As Cass County officials consider the role its secondary roads crews play in the removal of trees from roadside ditches and the clearing of ditches near County Right-of-Ways, to allow for better water flow and fewer obstructions along the roadways, the Board Supervisors were told by County Attorney Dan Feistner, Wednesday, that the County has the responsibility to handle the task, but the costs to do so can be levied against the property owner. Feistner cited Iowa Code Section 311.32, which pertains to the Administration and maintenance of roads in spelling out the County’s role. The Code says the fact that a right-of-way is donated by property owners for the establishment of a road or a portion of the cost of a road improvement is paid by property owners, does not preclude the Board of Supervisors from exercising its responsibility over the roads as secondary roads.

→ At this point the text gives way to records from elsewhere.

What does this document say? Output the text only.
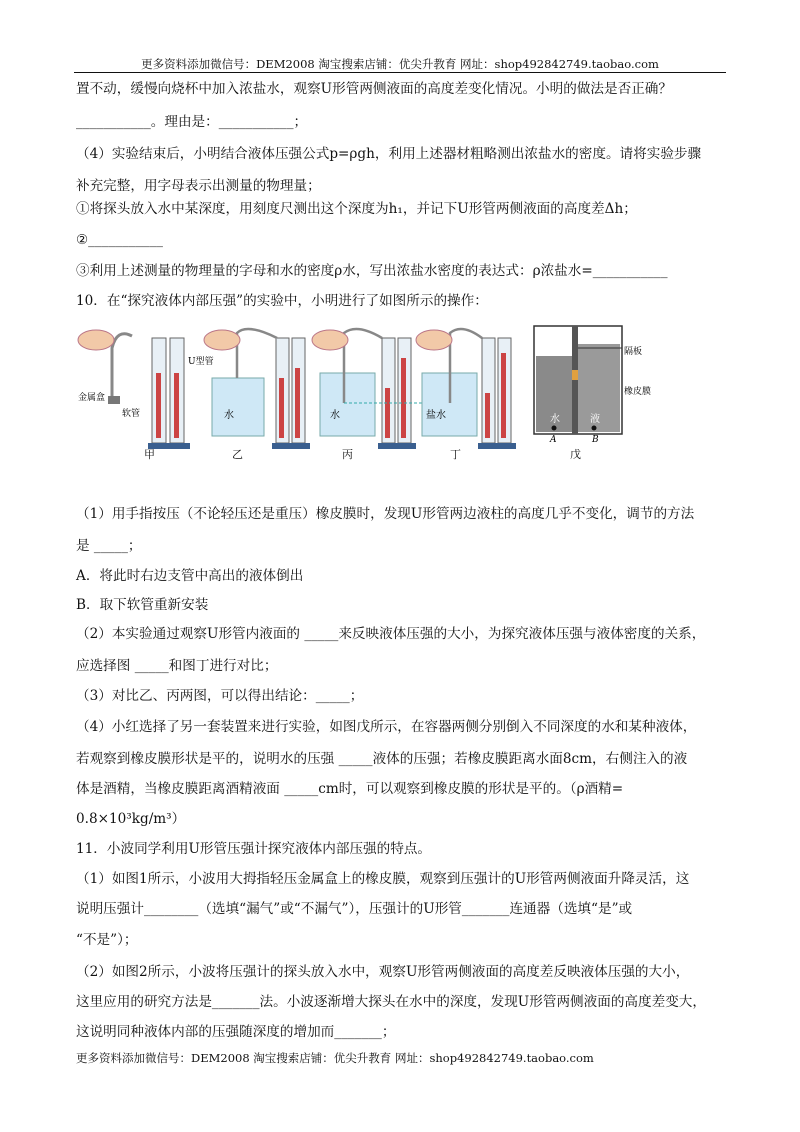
更多资料添加微信号：DEM2008 淘宝搜索店铺：优尖升教育 网址：shop492842749.taobao.com
置不动，缓慢向烧杯中加入浓盐水，观察U形管两侧液面的高度差变化情况。小明的做法是否正确？
___________。理由是：___________；
（4）实验结束后，小明结合液体压强公式p=ρgh，利用上述器材粗略测出浓盐水的密度。请将实验步骤
补充完整，用字母表示出测量的物理量；
①将探头放入水中某深度，用刻度尺测出这个深度为h₁，并记下U形管两侧液面的高度差Δh；
②___________
③利用上述测量的物理量的字母和水的密度ρ水，写出浓盐水密度的表达式：ρ浓盐水=___________
10．在“探究液体内部压强”的实验中，小明进行了如图所示的操作：
金属盒
软管
U型管
水	水	盐水
隔板
橡皮膜
水	液
A	B
甲	乙	丙	丁	戊
（1）用手指按压（不论轻压还是重压）橡皮膜时，发现U形管两边液柱的高度几乎不变化，调节的方法
是 _____；
A．将此时右边支管中高出的液体倒出
B．取下软管重新安装
（2）本实验通过观察U形管内液面的 _____来反映液体压强的大小，为探究液体压强与液体密度的关系，
应选择图 _____和图丁进行对比；
（3）对比乙、丙两图，可以得出结论：_____；
（4）小红选择了另一套装置来进行实验，如图戊所示，在容器两侧分别倒入不同深度的水和某种液体，
若观察到橡皮膜形状是平的，说明水的压强 _____液体的压强；若橡皮膜距离水面8cm，右侧注入的液
体是酒精，当橡皮膜距离酒精液面 _____cm时，可以观察到橡皮膜的形状是平的。（ρ酒精=
0.8×10³kg/m³）
11．小波同学利用U形管压强计探究液体内部压强的特点。
（1）如图1所示，小波用大拇指轻压金属盒上的橡皮膜，观察到压强计的U形管两侧液面升降灵活，这
说明压强计________（选填“漏气”或“不漏气”），压强计的U形管_______连通器（选填“是”或
“不是”）；
（2）如图2所示，小波将压强计的探头放入水中，观察U形管两侧液面的高度差反映液体压强的大小，
这里应用的研究方法是_______法。小波逐渐增大探头在水中的深度，发现U形管两侧液面的高度差变大，
这说明同种液体内部的压强随深度的增加而_______；
更多资料添加微信号：DEM2008 淘宝搜索店铺：优尖升教育 网址：shop492842749.taobao.com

Questions have recently been raised recently over the responsibility private property owners have in clearing roadside ditches, versus what the County’s responsibility is, and whether or not the County can assess the costs to the affected property owners. Supervisor Chuck Rieken said when the County has cleaned the ditches in the past and removed trees, there was an understanding it would also take care of the initial spraying for noxious and obstructive weeds. Rieken says from that point on, the County intended for the property owner to take responsibility for taking care of the ditch. If the property owner allows re-growth of trees and weeds, he says it should be their responsibility to take care of it.
Rieken says the same thing applies to soil erosion. The County, he says, has never assessed individual property owners for the cleaning-up of soil erosion that fills ditches and creates problems, but it might need to take a look at that, as well. He says in previous years, the County has forked over up to $200,000 per year to clean-up the ditches on a recurring basis, because some landowners aren’t taking care of the problem. He says it would be nice if people would take care of their own ditches, and lessen the burden on their fellow taxpayers. Supervisor Frank Waters said part of the problem is with absentee land owners and their tenants, who don’t feel it’s their responsibility to clean the ditches.
Feistner says more research needs to be done on what ordinances other counties may have in place to deal with the ditch issues, before any action is taken in Cass County.